French president François Hollande this week officially received the whitepaper that will set the country's strategy for defence and national security for 2014-2019, and serve as a framework for the upcoming military planning law to be put before parliament next summer.
While the previous whitepaper on the subject, published back in 2008, made reference to cyber-threats, the latest document puts the spotlight firmly on such online attacks, whether they're assaults "on systems resulting from intentional acts, or accidental disruptions that threaten the operation of critical digital infrastructure".
Consequently, cyberspace is now considered to as a "a field of confrontation in itself", with cyber-attacks now rated as the third most important threat to be addressed by the forthcoming defence and national security strategy, behind "aggression against national territory by another sate" and "terrorist attacks".
As a result, France is to "develop its intelligence activities" in the area of cyberdefence, as well as "corresponding technical capabilities", particularly in order to be able to "identify the origin of threats". France is also to develop "offensive capabilities", the whitepaper says, which must be "proportionate" to any attacks.
The document lacks precise details about the nature of what France's cyber-offence capabilities might be, but the document describes a "cyberdefence organisation tightly integrated with [army] forces, [and] with defensive and offensive capabilities to prepare for, or support, military operations."

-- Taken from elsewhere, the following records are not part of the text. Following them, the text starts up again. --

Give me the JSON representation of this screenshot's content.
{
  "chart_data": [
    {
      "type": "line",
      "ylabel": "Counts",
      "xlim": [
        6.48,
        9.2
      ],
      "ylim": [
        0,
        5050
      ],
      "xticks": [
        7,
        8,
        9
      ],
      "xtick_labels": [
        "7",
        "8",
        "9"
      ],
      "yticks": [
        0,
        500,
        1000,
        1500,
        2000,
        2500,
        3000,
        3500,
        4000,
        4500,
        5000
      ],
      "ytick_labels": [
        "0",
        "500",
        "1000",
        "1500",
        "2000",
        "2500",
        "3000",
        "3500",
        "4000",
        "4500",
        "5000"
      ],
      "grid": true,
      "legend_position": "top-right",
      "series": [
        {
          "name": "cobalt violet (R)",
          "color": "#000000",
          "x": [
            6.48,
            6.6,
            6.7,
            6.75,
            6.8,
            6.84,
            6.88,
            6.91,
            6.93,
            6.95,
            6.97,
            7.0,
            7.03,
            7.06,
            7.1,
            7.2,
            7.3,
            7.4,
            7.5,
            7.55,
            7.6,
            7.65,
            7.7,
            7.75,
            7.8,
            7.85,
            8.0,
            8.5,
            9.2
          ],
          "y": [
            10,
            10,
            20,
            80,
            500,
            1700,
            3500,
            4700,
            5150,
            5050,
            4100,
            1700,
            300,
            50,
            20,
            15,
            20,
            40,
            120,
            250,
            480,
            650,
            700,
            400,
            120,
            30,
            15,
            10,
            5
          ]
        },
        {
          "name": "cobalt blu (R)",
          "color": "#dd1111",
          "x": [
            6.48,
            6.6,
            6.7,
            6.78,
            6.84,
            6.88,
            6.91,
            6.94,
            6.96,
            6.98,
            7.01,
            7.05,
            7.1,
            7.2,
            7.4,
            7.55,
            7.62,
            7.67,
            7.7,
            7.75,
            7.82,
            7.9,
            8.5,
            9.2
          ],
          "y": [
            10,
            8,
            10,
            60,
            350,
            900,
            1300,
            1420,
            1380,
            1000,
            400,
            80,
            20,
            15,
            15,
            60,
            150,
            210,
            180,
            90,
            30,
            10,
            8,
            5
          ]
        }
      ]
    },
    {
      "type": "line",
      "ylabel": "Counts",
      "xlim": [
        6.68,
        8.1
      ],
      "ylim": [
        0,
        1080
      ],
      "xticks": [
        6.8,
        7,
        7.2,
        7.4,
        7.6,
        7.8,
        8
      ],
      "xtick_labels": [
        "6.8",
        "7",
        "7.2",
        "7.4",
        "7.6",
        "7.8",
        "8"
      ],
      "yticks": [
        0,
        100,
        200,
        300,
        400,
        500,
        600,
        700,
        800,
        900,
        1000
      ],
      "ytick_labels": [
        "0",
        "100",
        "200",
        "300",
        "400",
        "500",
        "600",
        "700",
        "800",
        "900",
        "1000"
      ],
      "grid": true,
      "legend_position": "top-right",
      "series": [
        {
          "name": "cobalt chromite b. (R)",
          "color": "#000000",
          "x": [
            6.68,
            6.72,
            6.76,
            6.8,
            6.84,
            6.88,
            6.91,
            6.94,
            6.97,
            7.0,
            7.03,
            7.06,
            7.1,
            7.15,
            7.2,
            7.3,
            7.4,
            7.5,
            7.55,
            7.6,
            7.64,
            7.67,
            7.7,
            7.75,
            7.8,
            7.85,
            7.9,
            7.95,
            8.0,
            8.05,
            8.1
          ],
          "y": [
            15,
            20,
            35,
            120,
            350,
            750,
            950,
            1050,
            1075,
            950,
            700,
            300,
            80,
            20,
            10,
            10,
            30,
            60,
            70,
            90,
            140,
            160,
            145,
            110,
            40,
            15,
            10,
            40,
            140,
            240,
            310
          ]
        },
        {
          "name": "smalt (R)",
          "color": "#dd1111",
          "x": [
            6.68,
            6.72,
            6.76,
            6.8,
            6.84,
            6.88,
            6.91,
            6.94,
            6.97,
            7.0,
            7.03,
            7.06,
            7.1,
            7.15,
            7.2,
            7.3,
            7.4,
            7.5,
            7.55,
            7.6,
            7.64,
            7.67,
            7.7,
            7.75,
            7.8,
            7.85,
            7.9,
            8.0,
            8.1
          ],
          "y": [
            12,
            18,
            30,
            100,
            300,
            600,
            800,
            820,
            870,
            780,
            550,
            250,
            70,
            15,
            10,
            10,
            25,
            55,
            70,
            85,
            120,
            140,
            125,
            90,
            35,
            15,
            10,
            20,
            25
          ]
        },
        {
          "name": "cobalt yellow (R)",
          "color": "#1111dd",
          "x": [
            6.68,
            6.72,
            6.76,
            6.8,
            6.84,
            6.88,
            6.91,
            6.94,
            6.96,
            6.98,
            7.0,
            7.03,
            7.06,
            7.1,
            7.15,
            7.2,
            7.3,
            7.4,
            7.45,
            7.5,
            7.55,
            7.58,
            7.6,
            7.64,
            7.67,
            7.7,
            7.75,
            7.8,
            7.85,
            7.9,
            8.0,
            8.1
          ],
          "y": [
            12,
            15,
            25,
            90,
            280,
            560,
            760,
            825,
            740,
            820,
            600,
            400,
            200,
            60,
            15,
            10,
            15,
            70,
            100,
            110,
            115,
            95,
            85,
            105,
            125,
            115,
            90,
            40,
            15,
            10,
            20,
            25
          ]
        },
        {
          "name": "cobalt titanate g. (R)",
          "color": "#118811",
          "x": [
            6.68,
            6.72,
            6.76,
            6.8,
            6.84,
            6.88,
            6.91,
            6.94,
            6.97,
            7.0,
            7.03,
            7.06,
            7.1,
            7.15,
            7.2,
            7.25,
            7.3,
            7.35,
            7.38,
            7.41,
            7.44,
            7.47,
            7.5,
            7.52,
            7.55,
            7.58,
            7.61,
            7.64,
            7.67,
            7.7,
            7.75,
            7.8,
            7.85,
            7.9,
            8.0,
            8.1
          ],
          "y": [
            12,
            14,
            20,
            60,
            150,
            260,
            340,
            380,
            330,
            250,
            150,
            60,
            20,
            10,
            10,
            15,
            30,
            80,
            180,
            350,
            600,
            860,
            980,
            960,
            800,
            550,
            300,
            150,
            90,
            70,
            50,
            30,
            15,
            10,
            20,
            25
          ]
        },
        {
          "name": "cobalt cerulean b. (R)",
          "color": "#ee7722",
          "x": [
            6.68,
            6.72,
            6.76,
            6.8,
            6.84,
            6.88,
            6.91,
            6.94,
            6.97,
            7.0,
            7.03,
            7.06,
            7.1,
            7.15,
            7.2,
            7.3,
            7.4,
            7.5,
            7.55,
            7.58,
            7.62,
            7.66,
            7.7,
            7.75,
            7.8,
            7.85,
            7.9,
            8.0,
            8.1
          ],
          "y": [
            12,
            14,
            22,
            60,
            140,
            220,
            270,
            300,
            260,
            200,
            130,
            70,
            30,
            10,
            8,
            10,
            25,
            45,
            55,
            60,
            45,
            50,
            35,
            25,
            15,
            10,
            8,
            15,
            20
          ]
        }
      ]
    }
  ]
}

An "operational chain of cyberdefence" is planned, to be overseen from the operations planning and command centre of the joint services office of France's defence staff. The technical part of that organisation will be handled by the French Defence procurement agency. And, while France has recently set up a crack team of so-called civilian cyberdefenders that may bear a resemblance to a talking shop, the country will later get an operational group of cyberdefence reservists.
The role of the French national agency for IT systems security (Anssi) in ensuring public-private cooperation with critical infrastructure providers is also to be stepped up. Anssi is to get auditing powers and, as a result, private companies may have to notify the agency of security breaches. According to French newspaper Le Monde, a bill that would bring in such powers is already being prepared.
The whitepaper also stresses on the need for France to have the "capability to autonomously produce security systems, especially for cryptography and attack detection", as it is seen as "essential component of national sovereignty."
The goal seems to be within reach: Anssi actually conducts internal research and development efforts on cryptography, and a team of engineers from the agency presented their work earlier this year at the RSA Conference in San Francisco. And, after Cassidian CyberSecurity (part of EADS group) agreed last Friday to buy French network security company Arkoon, the list of network security, endpoint and server security, and cryptography products certified for use by French government agencies now appears to be dominated by French and European companies.